Effects of MCD treatment on MOR and caveolin-1 distribution in CHO-HA-rMOR cells. Cells were treated with (A) serum-free medium or (B) 2% MCD for 1 h at 37 °C as described in Experimental procedures, then collected and subjected to lipid rafts preparation through continuous sucrose gradients as described in Fig. 2 legend. Twelve 1-ml fractions were collected and for each fraction, HA-rMOR and caveolin-1 were detected by immunoblottings with the anti-HA antibody, HA.11 and an anti-caveolin-1 monoclonal antibody.
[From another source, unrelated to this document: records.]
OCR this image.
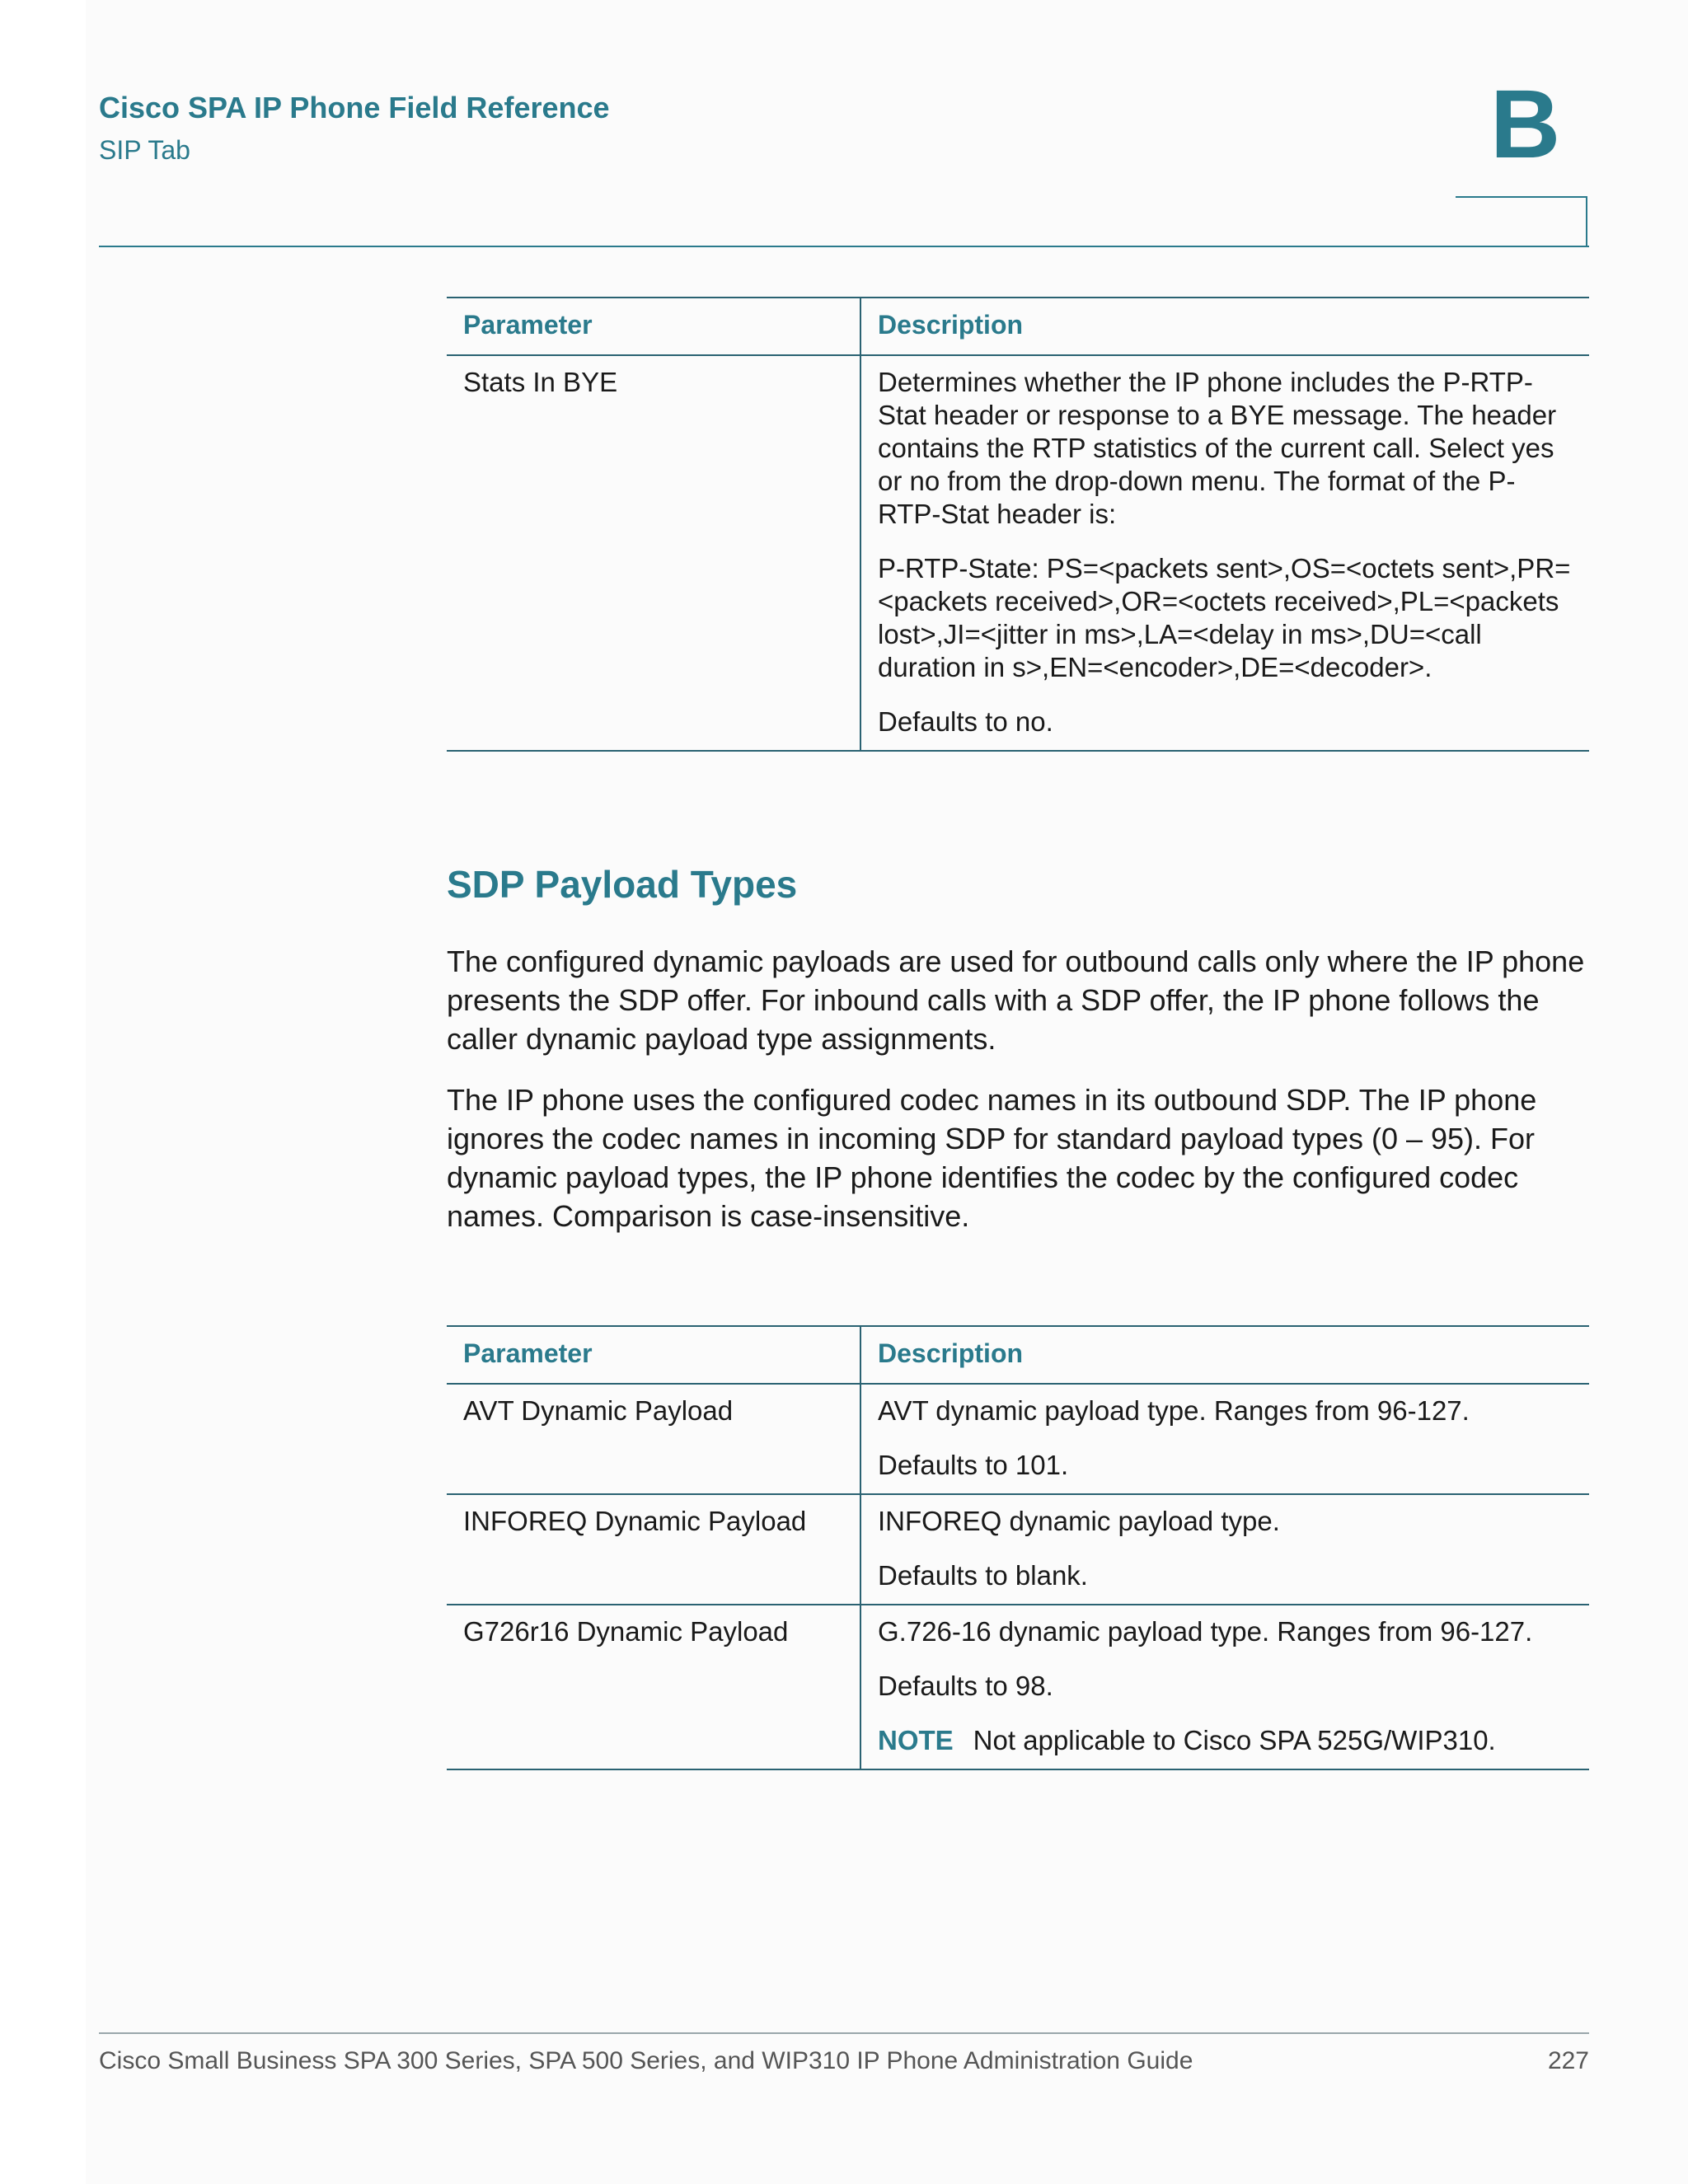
Cisco SPA IP Phone Field Reference
SIP Tab	B
Parameter	Description
Stats In BYE	Determines whether the IP phone includes the P-RTP-Stat header or response to a BYE message. The header contains the RTP statistics of the current call. Select yes or no from the drop-down menu. The format of the P-RTP-Stat header is:

P-RTP-State: PS=<packets sent>,OS=<octets sent>,PR=<packets received>,OR=<octets received>,PL=<packets lost>,JI=<jitter in ms>,LA=<delay in ms>,DU=<call duration in s>,EN=<encoder>,DE=<decoder>.

Defaults to no.

SDP Payload Types

The configured dynamic payloads are used for outbound calls only where the IP phone presents the SDP offer. For inbound calls with a SDP offer, the IP phone follows the caller dynamic payload type assignments.

The IP phone uses the configured codec names in its outbound SDP. The IP phone ignores the codec names in incoming SDP for standard payload types (0 – 95). For dynamic payload types, the IP phone identifies the codec by the configured codec names. Comparison is case-insensitive.

Parameter	Description
AVT Dynamic Payload	AVT dynamic payload type. Ranges from 96-127.

Defaults to 101.

INFOREQ Dynamic Payload	INFOREQ dynamic payload type.

Defaults to blank.

G726r16 Dynamic Payload	G.726-16 dynamic payload type. Ranges from 96-127.

Defaults to 98.

NOTE Not applicable to Cisco SPA 525G/WIP310.

Cisco Small Business SPA 300 Series, SPA 500 Series, and WIP310 IP Phone Administration Guide	227
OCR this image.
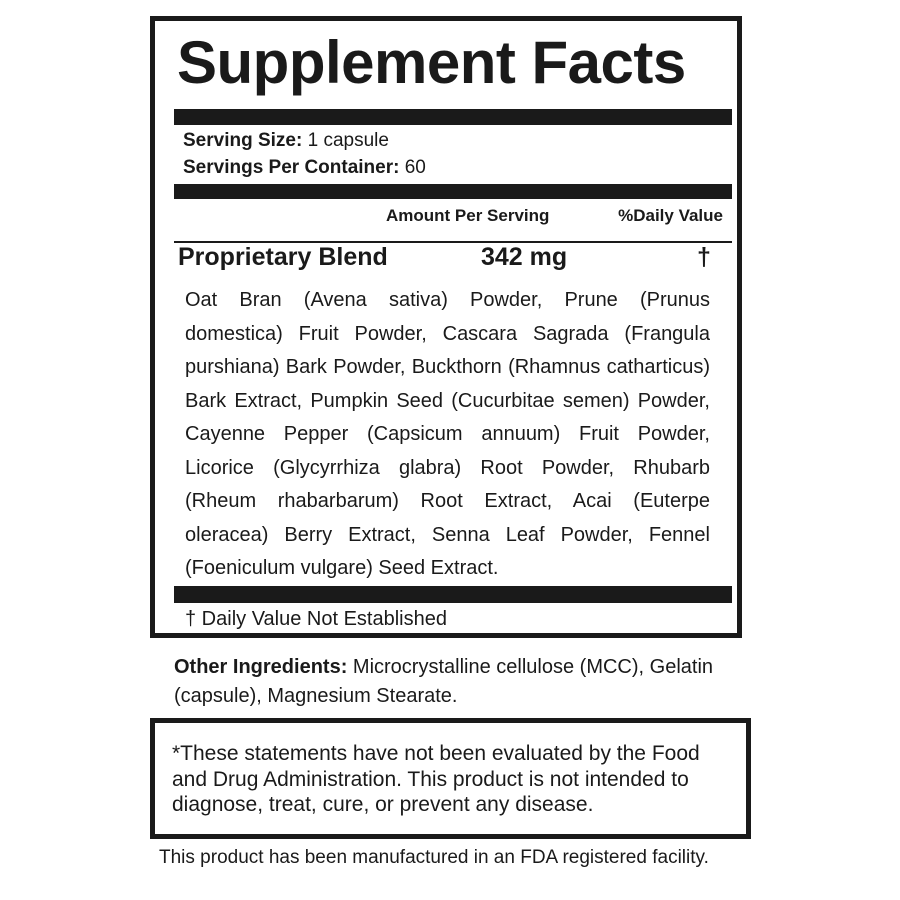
Supplement Facts
Serving Size: 1 capsule
Servings Per Container: 60
Amount Per Serving	%Daily Value
Proprietary Blend	342 mg	†

Oat Bran (Avena sativa) Powder, Prune (Prunus domestica) Fruit Powder, Cascara Sagrada (Frangula purshiana) Bark Powder, Buckthorn (Rhamnus catharticus) Bark Extract, Pumpkin Seed (Cucurbitae semen) Powder, Cayenne Pepper (Capsicum annuum) Fruit Powder, Licorice (Glycyrrhiza glabra) Root Powder, Rhubarb (Rheum rhabarbarum) Root Extract, Acai (Euterpe oleracea) Berry Extract, Senna Leaf Powder, Fennel (Foeniculum vulgare) Seed Extract.

† Daily Value Not Established

Other Ingredients: Microcrystalline cellulose (MCC), Gelatin (capsule), Magnesium Stearate.

*These statements have not been evaluated by the Food and Drug Administration. This product is not intended to diagnose, treat, cure, or prevent any disease.

This product has been manufactured in an FDA registered facility.
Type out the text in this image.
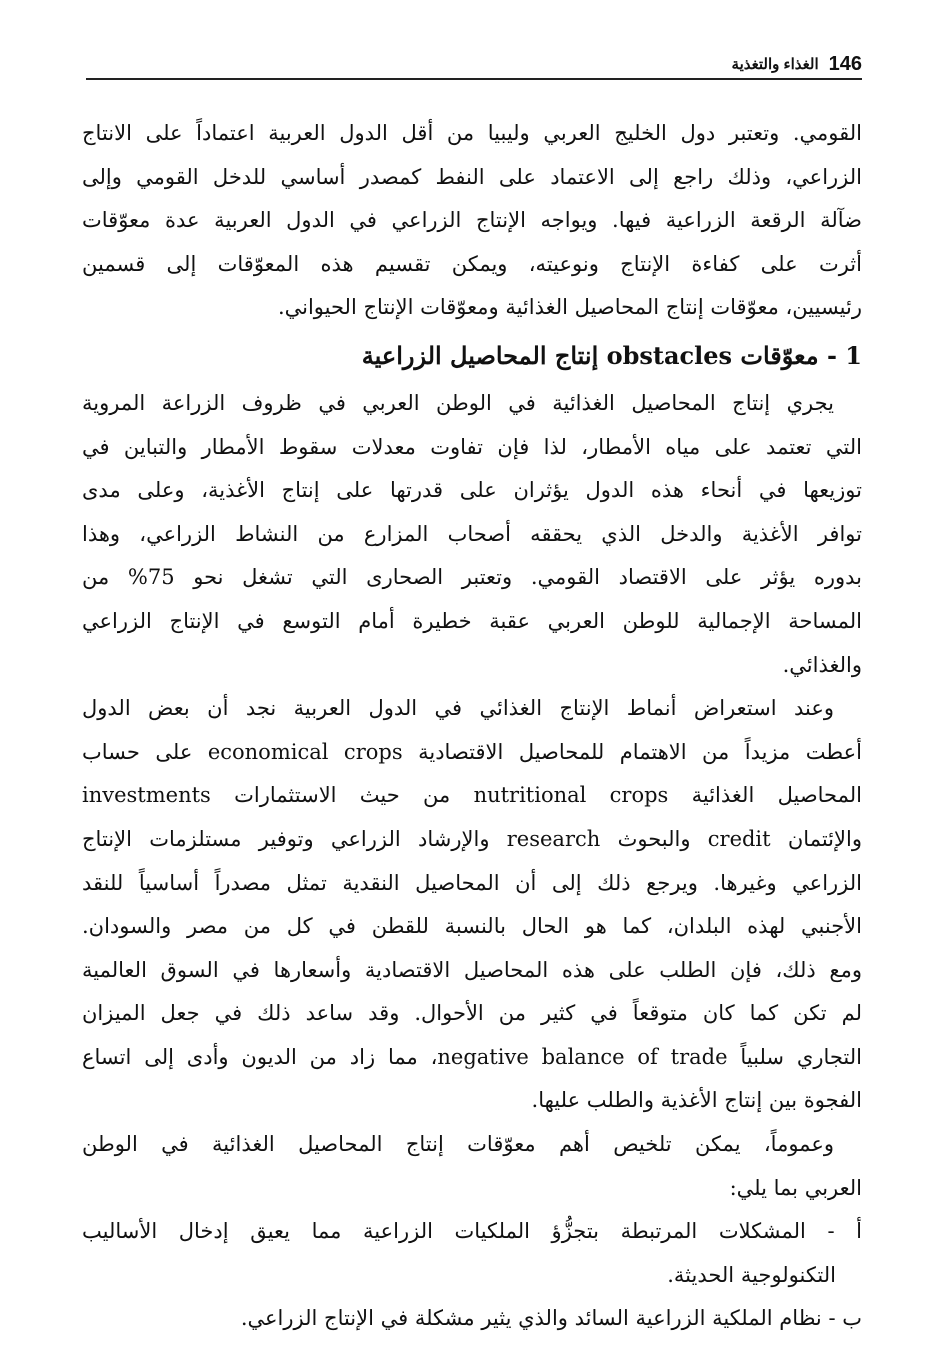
146
الغذاء والتغذية
القومي. وتعتبر دول الخليج العربي وليبيا من أقل الدول العربية اعتماداً على الانتاج
الزراعي، وذلك راجع إلى الاعتماد على النفط كمصدر أساسي للدخل القومي وإلى
ضآلة الرقعة الزراعية فيها. ويواجه الإنتاج الزراعي في الدول العربية عدة معوّقات
أثرت على كفاءة الإنتاج ونوعيته، ويمكن تقسيم هذه المعوّقات إلى قسمين
رئيسيين، معوّقات إنتاج المحاصيل الغذائية ومعوّقات الإنتاج الحيواني.
1 - معوّقات obstacles إنتاج المحاصيل الزراعية
يجري إنتاج المحاصيل الغذائية في الوطن العربي في ظروف الزراعة المروية
التي تعتمد على مياه الأمطار، لذا فإن تفاوت معدلات سقوط الأمطار والتباين في
توزيعها في أنحاء هذه الدول يؤثران على قدرتها على إنتاج الأغذية، وعلى مدى
توافر الأغذية والدخل الذي يحققه أصحاب المزارع من النشاط الزراعي، وهذا
بدوره يؤثر على الاقتصاد القومي. وتعتبر الصحارى التي تشغل نحو 75% من
المساحة الإجمالية للوطن العربي عقبة خطيرة أمام التوسع في الإنتاج الزراعي
والغذائي.
وعند استعراض أنماط الإنتاج الغذائي في الدول العربية نجد أن بعض الدول
أعطت مزيداً من الاهتمام للمحاصيل الاقتصادية economical crops على حساب
المحاصيل الغذائية nutritional crops من حيث الاستثمارات investments
والإئتمان credit والبحوث research والإرشاد الزراعي وتوفير مستلزمات الإنتاج
الزراعي وغيرها. ويرجع ذلك إلى أن المحاصيل النقدية تمثل مصدراً أساسياً للنقد
الأجنبي لهذه البلدان، كما هو الحال بالنسبة للقطن في كل من مصر والسودان.
ومع ذلك، فإن الطلب على هذه المحاصيل الاقتصادية وأسعارها في السوق العالمية
لم تكن كما كان متوقعاً في كثير من الأحوال. وقد ساعد ذلك في جعل الميزان
التجاري سلبياً negative balance of trade، مما زاد من الديون وأدى إلى اتساع
الفجوة بين إنتاج الأغذية والطلب عليها.
وعموماً، يمكن تلخيص أهم معوّقات إنتاج المحاصيل الغذائية في الوطن
العربي بما يلي:
أ - المشكلات المرتبطة بتجزُّؤ الملكيات الزراعية مما يعيق إدخال الأساليب
التكنولوجية الحديثة.
ب - نظام الملكية الزراعية السائد والذي يثير مشكلة في الإنتاج الزراعي.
Each image represents one of the two experiments performed with similar results.

Fig. 6

MCD pretreatment has different effects on agonist-induced [³⁵S]GTPγS binding to membranes of (A) rat brain CPu and (B) CHO-HA-rMOR cells. Cells or rat CPu membranes were incubated with vehicle or 2% MCD, membranes were prepared and [³⁵S]GTPγS binding experiments were performed as described in Experimental procedures. Data are normalized as percent of basal [³⁵S]GTPγS binding (in the absence of agonists) and shown as mean±SEM of 3–5 experiments performed in duplicate and summarized in Table 1. The basal [³⁵S]GTPγS binding was ~2000 dpm for non-treated membranes from both CHO cells and CPu. After MCD treatment, the basal binding for CHO cells remained the same, however, the basal binding for CPu was only ~50% of that for the non-treated sample.